La critique assénée sous l’arrêt Van Der Heijden enfonce le clou. Dans cette affaire, la requérante – qui vivait en couple depuis dix huit ans sans être mariée ni pacsée et ayant deux enfants de cette «vie familiale stable» – estimait avoir souffert une ingérence disproportionnée dans sa «vie familiale» en étant contrainte, sur le base du code de procédure pénal néerlandais, de témoigner contre le père de ses enfants ou, dans l’hypothèse où elle refusait, d’endurer une peine de prison ; ce qu’elle fit. Afin d’examiner la nécessité de l’ingérence, la Cour commença par affirmer de façon particulièrement alambiquée que, «bien que l’absence de communauté de vues ne soit pas en elle-même déterminante, elle milite en faveur de la reconnaissance d’une ample marge d’appréciation en la matière» (§61). Il n’en fallait pas plus pour que Françoise Tulkens, suivie des juges croate (Vajić), serbe (Popović), slovène (Zupančič) et Luxembourgeois (Spielmann), mettent à nouveau en avant le problème du jeu du consensus européen dans la détermination de la portée de la marge nationale d’appréciation. Ils démontrent en réalité – en se référant notamment à l’autre opinion dissidente signée par les juges andorran (Casadevall) et espagnol (Lopez Guerra) – qu’une majorité d’Etats européens auraient de facto dispensé la requérante de témoigner dans pareille situation. Et d’affirmer sans détour que : «ce constat confirme, une fois de plus, le caractère relatif de l’approche de la Cour quant à l’existence du consensus et, de manière plus générale, soulève la question de l’éventuelle opportunité de le démêler (disentangle) de la marge d’appréciation, dans certains types d’affaires» (§5 de l’opinion). La critique est rude car elle confirme sans détour d’importants problèmes qui étreignent les méthodes d’interprétation de la Cour. Ces difficultés sont susceptibles de mettre à mal, à court et moyen terme, la légitimité de la juridiction européenne tout en permettant aux Etats récalcitrants, à la première occasion venue, de contester les audaces ou tout simplement les avancées protectrices de la Cour. La question majeure qui se pose donc aujourd’hui au collège des juges est la suivante : cette analyse critique et subtile d’une partie des juges de la Cour – et au premier chef de Françoise Tulkens – arrivera-t’elle à convaincre la majorité à régler, au plus vite, ces éléments d’incertitude?
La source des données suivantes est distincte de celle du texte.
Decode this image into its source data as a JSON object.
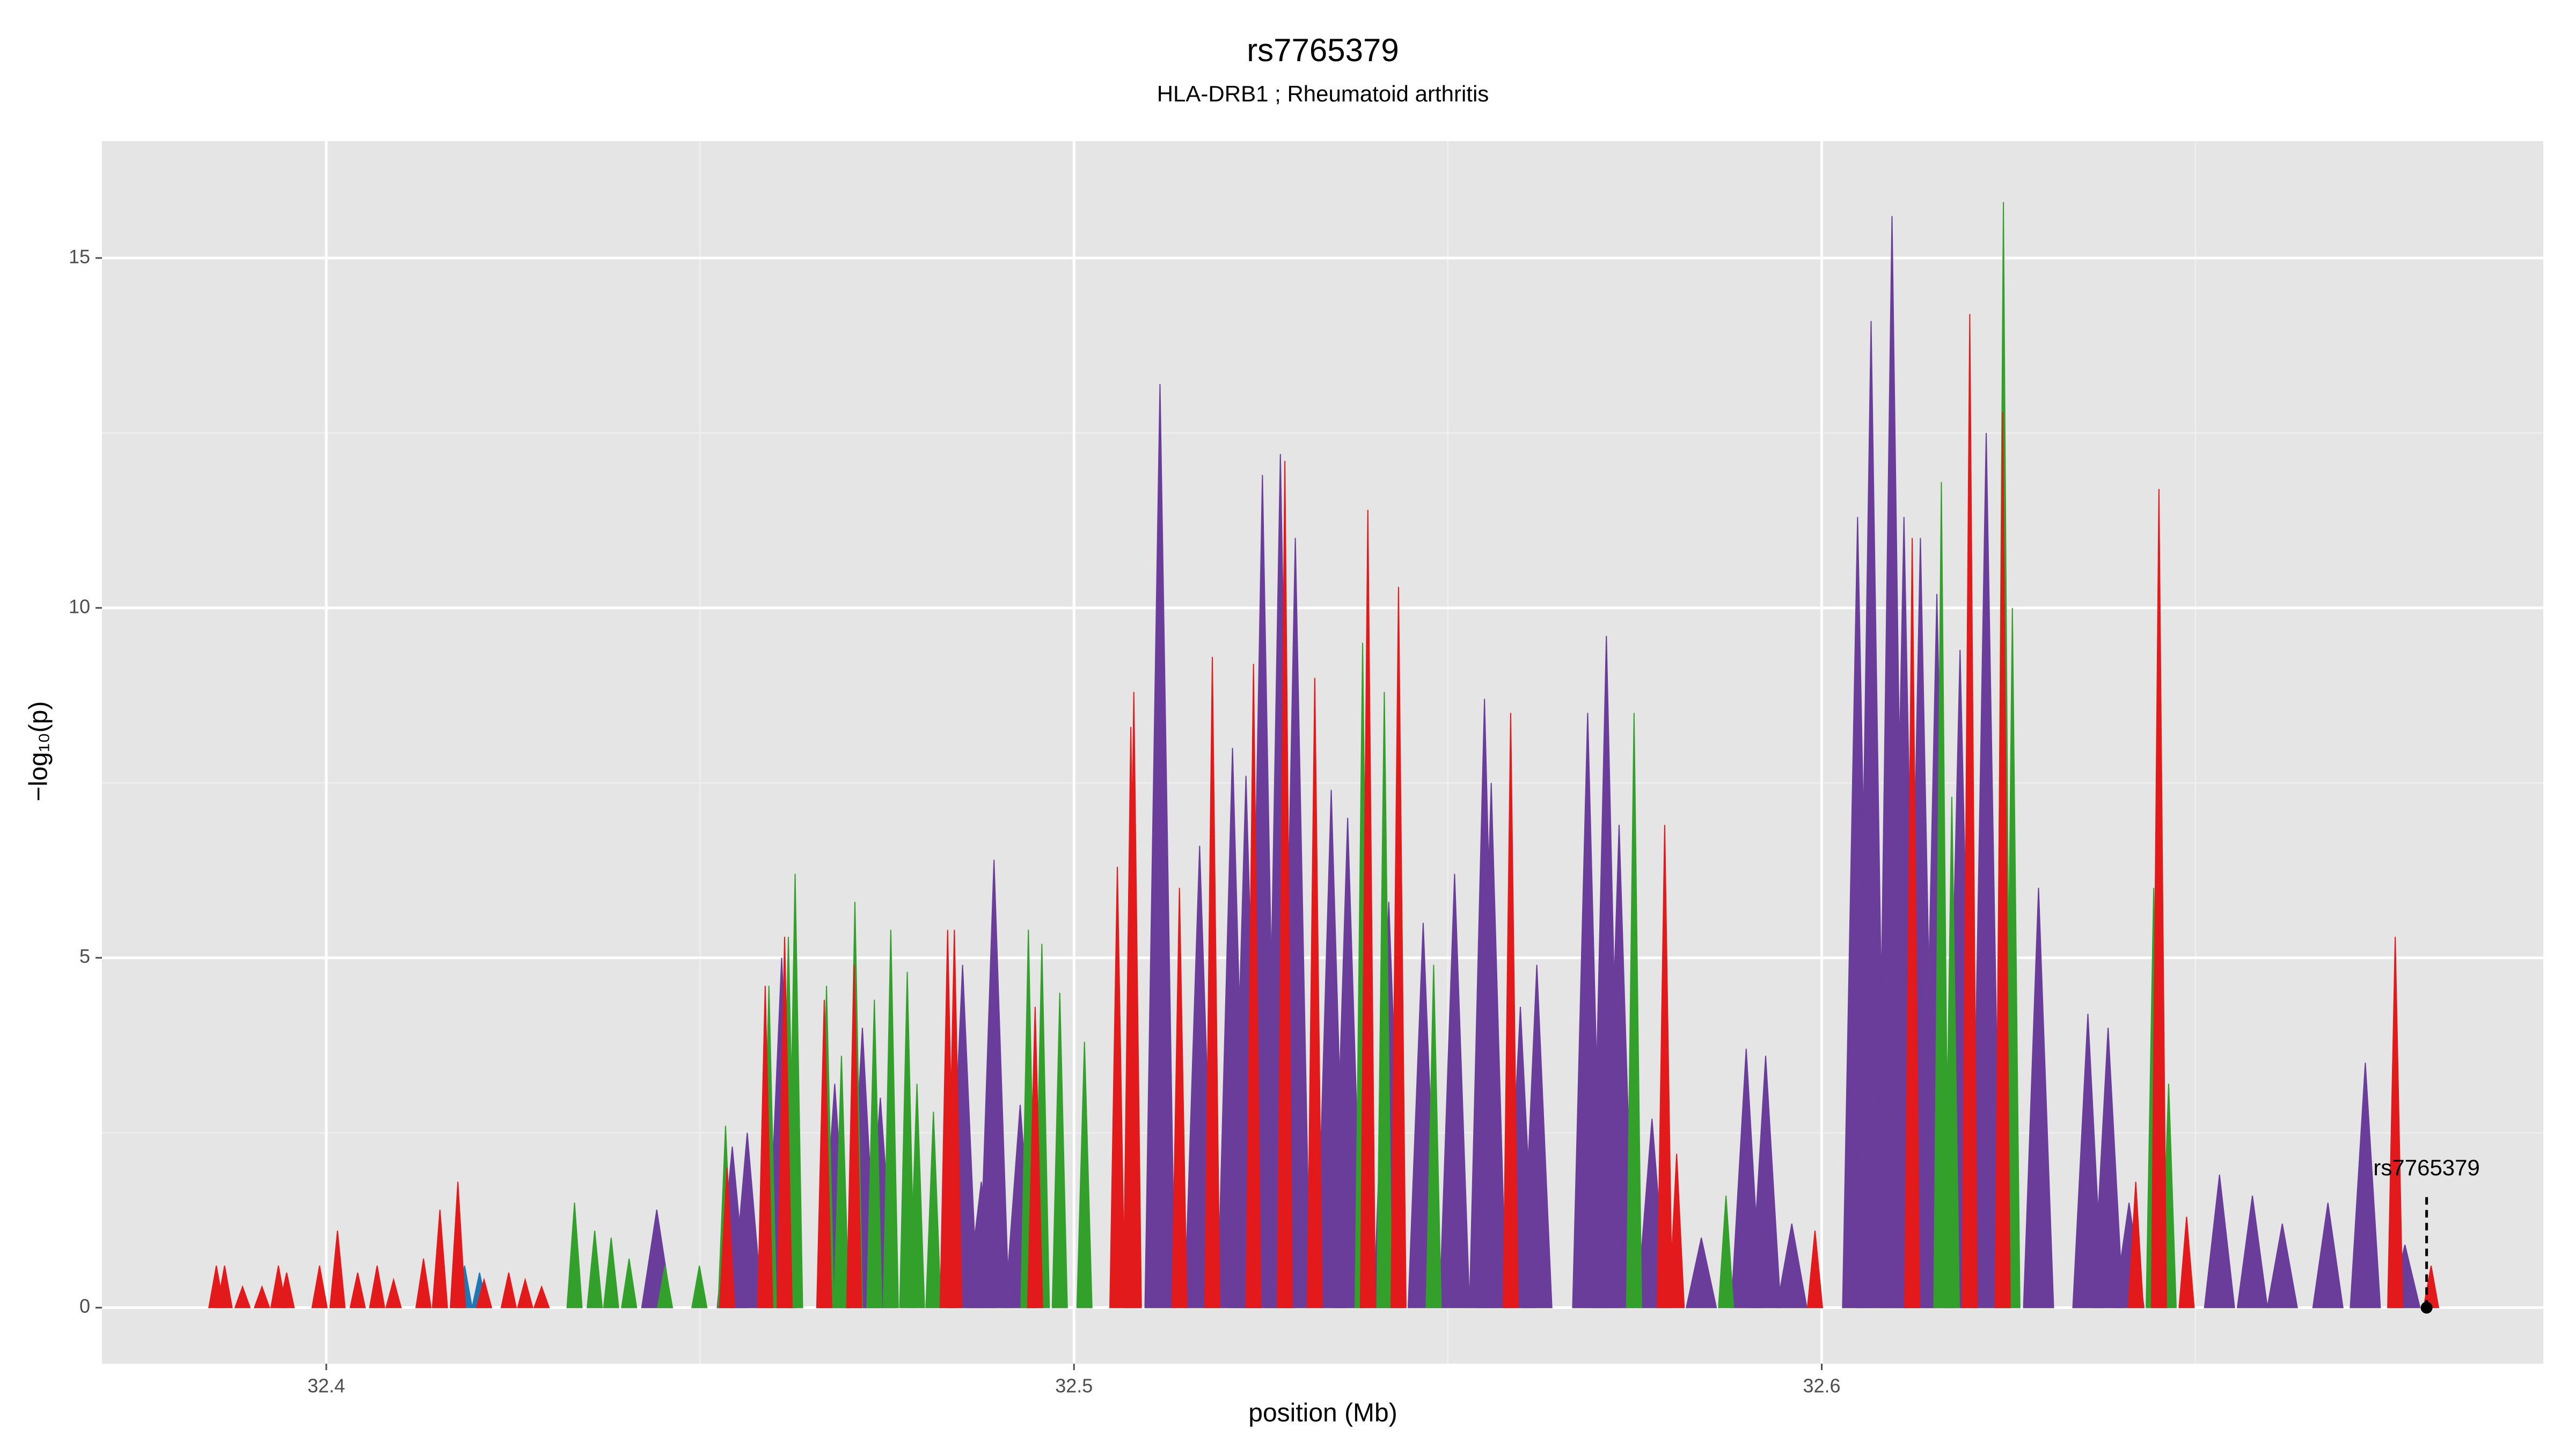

La théorisation de ces difficultés avaient déjà été effectuée avec force détails par Françoise Tulkens et Luc Donnay dans leur article précité de 2006 ; ces préoccupations doctrinales se transformèrent en dissidences judiciaires, dans le cadre d’une remarquable cohérence intellectuelle. Celle-ci imprégnera t’elle la Cour? Cette vision critique minoritaire deviendra-t’elle majoritaire et éclaira-t’elle les destinées futures de la jurisprudence strasbourgeoise? Poser la question n’est pas incongru : on sait que les dissidences d’hier sont souvent les solutions d’aujourd’hui. En tout état de cause, la vision critique de Françoise Tulkens sur le jeu ambigu du consensus européen dans la détermination de la marge d’appréciation a le grand mérite d’exister et servira de guide à tous ceux qui entendent réfléchir sur cette question majeure qui gouverne in fine la légitimité de  la Cour.